Enhancing Subsurface Thermal Structures Reconstruction via a Dual-Branch Framework Integrating Surface Remote Sensing and Model-Predicted Upper-Layer Fields

Driven by satellite remote sensing observations, deep learning models provide a promising solution for the rapid estimation of subsurface thermohaline structures. By learning from large-scale paired surface–subsurface datasets, these models establish nonlinear mappings between surface variables (e.g., sea surface height, temperature, wind, and heat flux) and interior ocean features, enabling data-driven reconstruction of the underwater environment. However, limited attention to subsurface stratification and mesoscale variability often results in reduced accuracy in dynamically active regions, such as the Kuroshio Extension. To overcome these limitations, we propose a dual-branch deep learning architecture that integrates both surface observations and subsurface features to improve subsurface temperature reconstruction. A layerwise progressive reconstruction strategy is incorporated, allowing model-predicted upper-layer fields to inform deeper-layer estimations.
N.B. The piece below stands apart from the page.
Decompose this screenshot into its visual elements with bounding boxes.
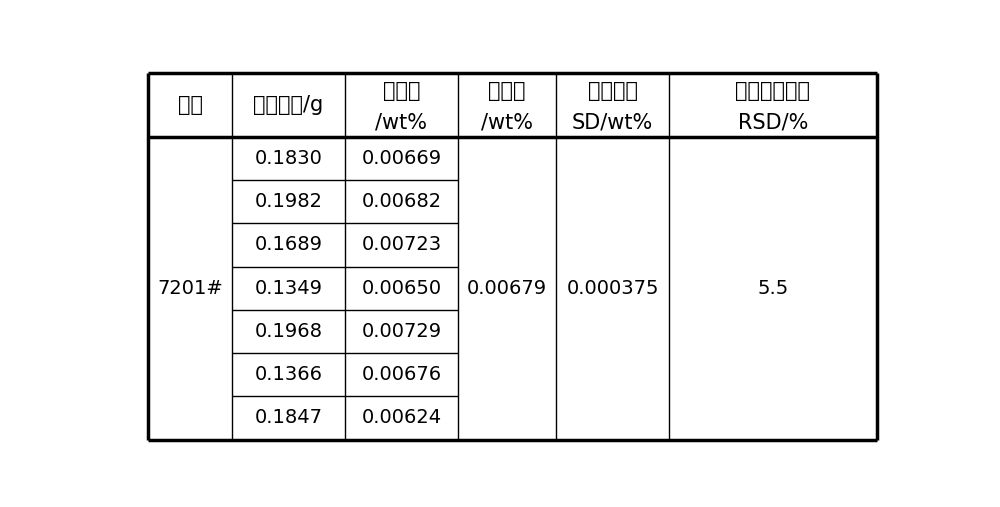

The model is evaluated using GLORYS12V1 reanalysis data in the northwestern Pacific, with a focus on the Kuroshio Extension. Results indicate that the proposed framework outperforms conventional surface-driven approaches, particularly within and below the thermocline. It achieves reduced anomalous deviations, improved structural coherence, and better generalization in nearshore regions with sparse training data. Spectral analysis further confirms that the subsurface vertical structure extraction branch effectively suppresses high-frequency noise while preserving mid- and low-frequency energy, supporting the model’s capacity to recover multiscale thermal features.